2019 · Herdendorf — Staphylococcus aureus Evasion Proteins EapH1 and EapH2: Residue-Level Investigation of an Alternative Binding Motif for Human Neutrophil Elastase
Super-Abstract
Two bacterial immune-evasion proteins (EapH1 and EapH2) from Staphylococcus aureus inhibit a key human immune enzyme — neutrophil elastase — but use structurally different binding strategies. This in-vitro biochemistry study maps exactly which amino-acid residues in EapH2 are responsible for that inhibition. The findings illuminate how a pathogen evades neutrophil defences and could inform future anti-infective design. (Archives of Biochemistry and Biophysics, 2019.)
Commentary
This is a detailed structural biochemistry study with no direct connection to molecular hydrogen therapy. Herdendorf et al. investigate how two related bacterial proteins, EapH1 and EapH2, inhibit human neutrophil elastase (hNE) — a serine protease central to the innate immune response. The study finds that EapH2 binds hNE via a completely different binding motif than EapH1, with residue N127 as the main functional determinant. Molecular hydrogen does not feature as an intervention; the study appears in this database only because its journal-level indexing overlaps with biochemistry searches.
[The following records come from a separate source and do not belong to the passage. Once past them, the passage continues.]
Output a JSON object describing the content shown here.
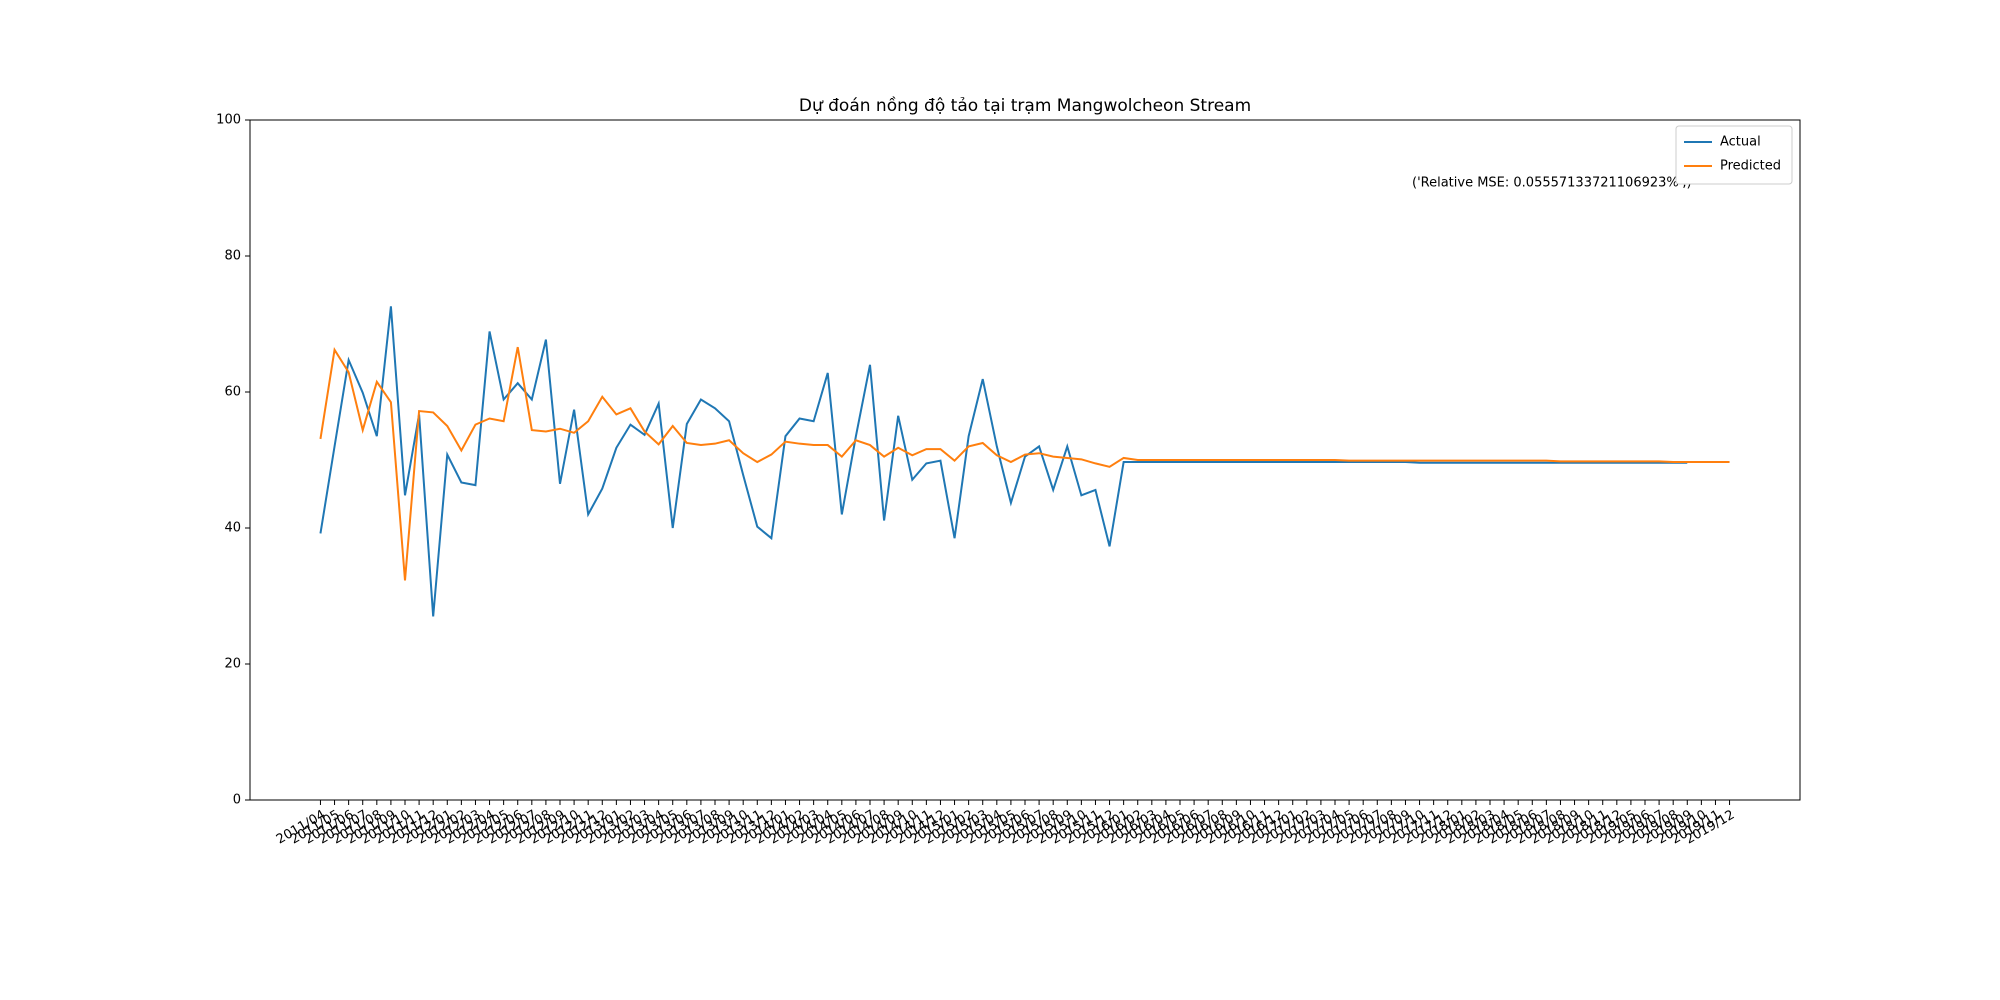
{
  "chart_data": {
    "type": "line",
    "title": "Dự đoán nồng độ tảo tại trạm Mangwolcheon Stream",
    "annotation": "('Relative MSE: 0.05557133721106923%',)",
    "categories": [
      "2011/04",
      "2011/05",
      "2011/06",
      "2011/07",
      "2011/08",
      "2011/09",
      "2011/10",
      "2011/11",
      "2011/12",
      "2012/01",
      "2012/02",
      "2012/03",
      "2012/04",
      "2012/05",
      "2012/06",
      "2012/07",
      "2012/08",
      "2012/09",
      "2012/10",
      "2012/11",
      "2012/12",
      "2013/01",
      "2013/02",
      "2013/03",
      "2013/04",
      "2013/05",
      "2013/06",
      "2013/07",
      "2013/08",
      "2013/09",
      "2013/10",
      "2013/11",
      "2013/12",
      "2014/01",
      "2014/02",
      "2014/03",
      "2014/04",
      "2014/05",
      "2014/06",
      "2014/07",
      "2014/08",
      "2014/09",
      "2014/10",
      "2014/11",
      "2014/12",
      "2015/01",
      "2015/02",
      "2015/03",
      "2015/04",
      "2015/05",
      "2015/06",
      "2015/07",
      "2015/08",
      "2015/09",
      "2015/10",
      "2015/11",
      "2015/12",
      "2016/01",
      "2016/02",
      "2016/03",
      "2016/04",
      "2016/05",
      "2016/06",
      "2016/07",
      "2016/08",
      "2016/09",
      "2016/10",
      "2016/11",
      "2016/12",
      "2017/01",
      "2017/02",
      "2017/03",
      "2017/04",
      "2017/05",
      "2017/06",
      "2017/07",
      "2017/08",
      "2017/09",
      "2017/10",
      "2017/11",
      "2017/12",
      "2018/01",
      "2018/02",
      "2018/03",
      "2018/04",
      "2018/05",
      "2018/06",
      "2018/07",
      "2018/08",
      "2018/09",
      "2018/10",
      "2018/11",
      "2018/12",
      "2019/05",
      "2019/06",
      "2019/07",
      "2019/08",
      "2019/09",
      "2019/10",
      "2019/11",
      "2019/12"
    ],
    "series": [
      {
        "name": "Actual",
        "color": "#1f77b4",
        "values": [
          39.2,
          52,
          64.7,
          59.9,
          53.5,
          72.6,
          44.8,
          56.7,
          27.0,
          50.8,
          46.7,
          46.3,
          68.9,
          58.9,
          61.3,
          58.9,
          67.7,
          46.5,
          57.4,
          42.0,
          45.8,
          51.8,
          55.2,
          53.7,
          58.3,
          40.0,
          55.3,
          58.9,
          57.6,
          55.7,
          47.8,
          40.2,
          38.5,
          53.5,
          56.1,
          55.7,
          62.8,
          42.0,
          53.5,
          64.0,
          41.1,
          56.5,
          47.1,
          49.5,
          49.9,
          38.5,
          53.5,
          61.9,
          52.0,
          43.7,
          50.5,
          52.0,
          45.6,
          52.0,
          44.8,
          45.6,
          37.3,
          49.7,
          49.7,
          49.7,
          49.7,
          49.7,
          49.7,
          49.7,
          49.7,
          49.7,
          49.7,
          49.7,
          49.7,
          49.7,
          49.7,
          49.7,
          49.7,
          49.7,
          49.7,
          49.7,
          49.7,
          49.7,
          49.6,
          49.6,
          49.6,
          49.6,
          49.6,
          49.6,
          49.6,
          49.6,
          49.6,
          49.6,
          49.6,
          49.6,
          49.6,
          49.6,
          49.6,
          49.6,
          49.6,
          49.6,
          49.6,
          49.6,
          null,
          null,
          null
        ]
      },
      {
        "name": "Predicted",
        "color": "#ff7f0e",
        "values": [
          53.1,
          66.2,
          62.9,
          54.4,
          61.5,
          58.5,
          32.3,
          57.2,
          57.0,
          55.0,
          51.4,
          55.2,
          56.1,
          55.7,
          66.6,
          54.4,
          54.2,
          54.6,
          54.0,
          55.7,
          59.3,
          56.7,
          57.6,
          54.2,
          52.3,
          55.0,
          52.5,
          52.2,
          52.4,
          52.9,
          51.0,
          49.7,
          50.8,
          52.7,
          52.4,
          52.2,
          52.2,
          50.5,
          52.9,
          52.2,
          50.5,
          51.8,
          50.7,
          51.6,
          51.6,
          49.9,
          52.0,
          52.5,
          50.7,
          49.7,
          50.8,
          51.0,
          50.5,
          50.3,
          50.1,
          49.5,
          49.0,
          50.3,
          50.0,
          50.0,
          50.0,
          50.0,
          50.0,
          50.0,
          50.0,
          50.0,
          50.0,
          50.0,
          50.0,
          50.0,
          50.0,
          50.0,
          50.0,
          49.9,
          49.9,
          49.9,
          49.9,
          49.9,
          49.9,
          49.9,
          49.9,
          49.9,
          49.9,
          49.9,
          49.9,
          49.9,
          49.9,
          49.9,
          49.8,
          49.8,
          49.8,
          49.8,
          49.8,
          49.8,
          49.8,
          49.8,
          49.7,
          49.7,
          49.7,
          49.7,
          49.7
        ]
      }
    ],
    "xlim": [
      -5,
      105
    ],
    "ylim": [
      0,
      100
    ],
    "yticks": [
      0,
      20,
      40,
      60,
      80,
      100
    ],
    "grid": false,
    "legend": "upper right"
  }
}
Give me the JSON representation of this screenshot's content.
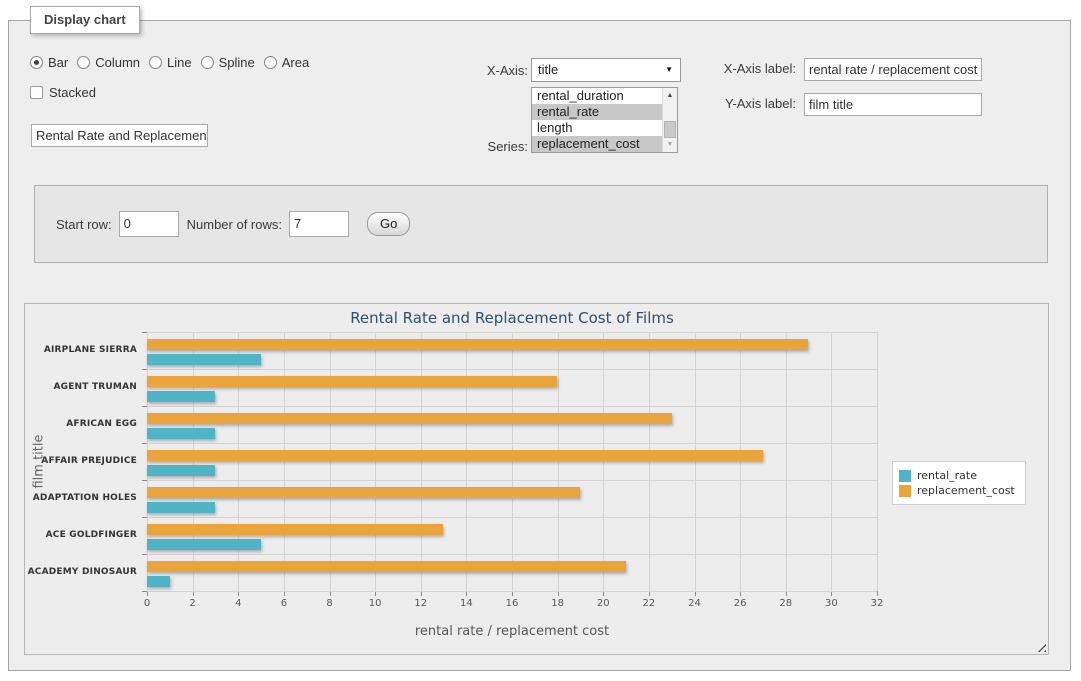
{
  "panel": {
    "legend": "Display chart"
  },
  "chart_type": {
    "options": [
      "Bar",
      "Column",
      "Line",
      "Spline",
      "Area"
    ],
    "selected": "Bar"
  },
  "stacked": {
    "label": "Stacked",
    "checked": false
  },
  "title_input": {
    "value": "Rental Rate and Replacement Cost of Films"
  },
  "x_axis": {
    "label": "X-Axis:",
    "selected": "title"
  },
  "series_select": {
    "label": "Series:",
    "options": [
      {
        "label": "rental_duration",
        "selected": false
      },
      {
        "label": "rental_rate",
        "selected": true
      },
      {
        "label": "length",
        "selected": false
      },
      {
        "label": "replacement_cost",
        "selected": true
      }
    ]
  },
  "x_axis_label": {
    "label": "X-Axis label:",
    "value": "rental rate / replacement cost"
  },
  "y_axis_label": {
    "label": "Y-Axis label:",
    "value": "film title"
  },
  "rows_form": {
    "start_row_label": "Start row:",
    "start_row_value": "0",
    "num_rows_label": "Number of rows:",
    "num_rows_value": "7",
    "go_label": "Go"
  },
  "icons": {
    "select_dropdown": "▼",
    "scrollbar_up": "▲",
    "scrollbar_down": "▼"
  },
  "colors": {
    "rental_rate": "#4FB4C5",
    "replacement_cost": "#E9A43C",
    "grid": "#d4d4d4",
    "selected_option_bg": "#c8c8c8"
  },
  "chart_data": {
    "type": "bar",
    "title": "Rental Rate and Replacement Cost of Films",
    "categories": [
      "AIRPLANE SIERRA",
      "AGENT TRUMAN",
      "AFRICAN EGG",
      "AFFAIR PREJUDICE",
      "ADAPTATION HOLES",
      "ACE GOLDFINGER",
      "ACADEMY DINOSAUR"
    ],
    "series": [
      {
        "name": "rental_rate",
        "color": "#4FB4C5",
        "values": [
          4.99,
          2.99,
          2.99,
          2.99,
          2.99,
          4.99,
          0.99
        ]
      },
      {
        "name": "replacement_cost",
        "color": "#E9A43C",
        "values": [
          28.99,
          17.99,
          22.99,
          26.99,
          18.99,
          12.99,
          20.99
        ]
      }
    ],
    "xlabel": "rental rate / replacement cost",
    "ylabel": "film title",
    "xlim": [
      0,
      32
    ],
    "x_ticks": [
      0,
      2,
      4,
      6,
      8,
      10,
      12,
      14,
      16,
      18,
      20,
      22,
      24,
      26,
      28,
      30,
      32
    ],
    "grid": true,
    "legend_position": "right",
    "bar_group_order_top_to_bottom": [
      "replacement_cost",
      "rental_rate"
    ]
  }
}
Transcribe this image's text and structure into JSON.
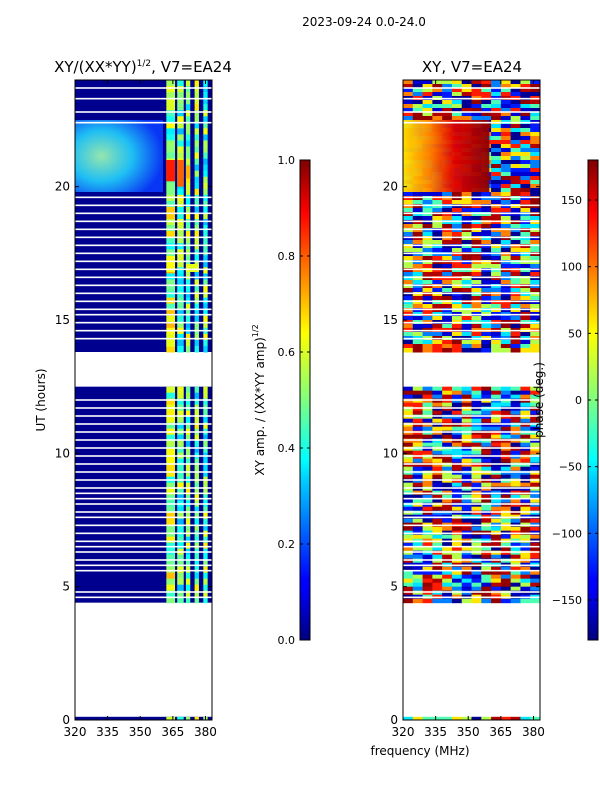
{
  "figure": {
    "suptitle": "2023-09-24 0.0-24.0",
    "xlabel_shared": "frequency (MHz)"
  },
  "chart_data": [
    {
      "type": "heatmap",
      "title": "XY/(XX*YY)",
      "title_sup": "1/2",
      "title_suffix": ", V7=EA24",
      "ylabel": "UT (hours)",
      "xlim": [
        320,
        383
      ],
      "ylim": [
        0,
        24
      ],
      "xticks": [
        320,
        335,
        350,
        365,
        380
      ],
      "yticks": [
        0,
        5,
        10,
        15,
        20
      ],
      "colorbar": {
        "label": "XY amp. / (XX*YY amp)",
        "label_sup": "1/2",
        "range": [
          0.0,
          1.0
        ],
        "ticks": [
          "0.0",
          "0.2",
          "0.4",
          "0.6",
          "0.8",
          "1.0"
        ]
      },
      "data_coverage_ut": [
        [
          0.0,
          0.12
        ],
        [
          4.4,
          12.5
        ],
        [
          13.8,
          24.0
        ]
      ],
      "band_features_mhz": [
        [
          362,
          366
        ],
        [
          367,
          370
        ],
        [
          371,
          373
        ],
        [
          375,
          377
        ],
        [
          379,
          381
        ]
      ]
    },
    {
      "type": "heatmap",
      "title": "XY, V7=EA24",
      "xlim": [
        320,
        383
      ],
      "ylim": [
        0,
        24
      ],
      "xticks": [
        320,
        335,
        350,
        365,
        380
      ],
      "yticks": [
        0,
        5,
        10,
        15,
        20
      ],
      "colorbar": {
        "label": "phase (deg.)",
        "range": [
          -180,
          180
        ],
        "ticks": [
          "150",
          "100",
          "50",
          "0",
          "−50",
          "−100",
          "−150"
        ]
      },
      "data_coverage_ut": [
        [
          0.0,
          0.12
        ],
        [
          4.4,
          12.5
        ],
        [
          13.8,
          24.0
        ]
      ]
    }
  ]
}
The work is solid mechanistic biochemistry, but contributes nothing directly to the H₂ research field.
Key quotes
- „EapH2 has an altogether distinct hNE binding motif than EapH1“ — central structural finding: the two homologs use different inhibition mechanisms
- „inhibition of hNE by EapH2 is characterized by a rapid association rate (2.9 × 105 M-1s-1) coupled with a very slow dissociation rate (5.9 × 10-4 s-1), yielding an apparent inhibition constant of 2.11 nM“ — kinetic parameters showing extremely tight, slow-release binding
- „N127 is the main functional determinant in EapH2, and T125 serves an ancillary role aiding in the optimal orientation of N127“ — key residues identified by mutational analysis
Our assessment
This is a well-executed in-vitro biochemistry paper investigating bacterial immune evasion — it is not a hydrogen therapy study. No H₂ was administered; the „hydrogen“ referenced in the abstract refers to hydrogen bonds within protein crystal structures, which is standard chemistry. The paper has no direct relevance to molecular hydrogen (H₂) as a medical or nutritional intervention. It should be read as background structural biology rather than evidence for any H₂ health effect.
Study design
- Type: in-vitro biochemistry / kinetic and mutational analysis · Model: recombinant proteins (EapH1, EapH2, hNE); single amino-acid mutants · H₂ intervention: none
- Result: EapH2 inhibits hNE with Ki ≈ 2.11 nM via a distinct binding motif from EapH1; N127A mutation reduces inhibition ~200-fold; T125A abolishes time-dependence despite modest Ki effect
Abstract
The Staphylococcus aureusExtracellular Adherence Protein (Eap) and its homologs, EapH1 and EapH2, are a family of secreted proteins that potently inhibit the neutrophil serine proteases Neutrophil Elastase (hNE), Cathepsin G, and Proteinase 3. Similarly to EapH1, inhibition of hNE by EapH2 is characterized by a rapid association rate (2.9 × 105 M-1s-1) coupled with a very slow dissociation rate (5.9 × 10-4 s-1), yielding an apparent inhibition constant of 2.11 nM. As with EapH1, inhibition of hNE by EapH2 is also time-dependent in character. A phenylalanine in EapH2 replaces the leucine in EapH1 that sits over the hNE catalytic serine and creates a potential steric clash. Indeed, the EapH1 L59F mutant is severely decreased in its ability to inhibit hNE (~9500-fold). When compared to the EapH1:hNE co-crystal structure, a model of the EapH2:hNE complex predicts an alternative binding motif comprised of EapH2 residues 120-127. These putative interfacing residues were individually mutated and kinetically interrogated. The EapH2 N127A mutant resulted in the largest decrease in hNE inhibition (~200-fold) and loss of the time-dependent characteristic. Surprisingly, the time-dependent characteristic was still abolished in the EapH2 T125A mutant, even though it was less perturbed in hNE inhibition (~25-fold). T125 forms an intra-molecular hydrogen bond to the carbonyl oxygen of N127 in the EapH2 crystal structure. Given these observations, we conclude (i) that EapH2 has an altogether distinct hNE binding motif than EapH1, (ii) that N127 is the main functional determinant in EapH2, and (iii) that T125 serves an ancillary role aiding in the optimal orientation of N127.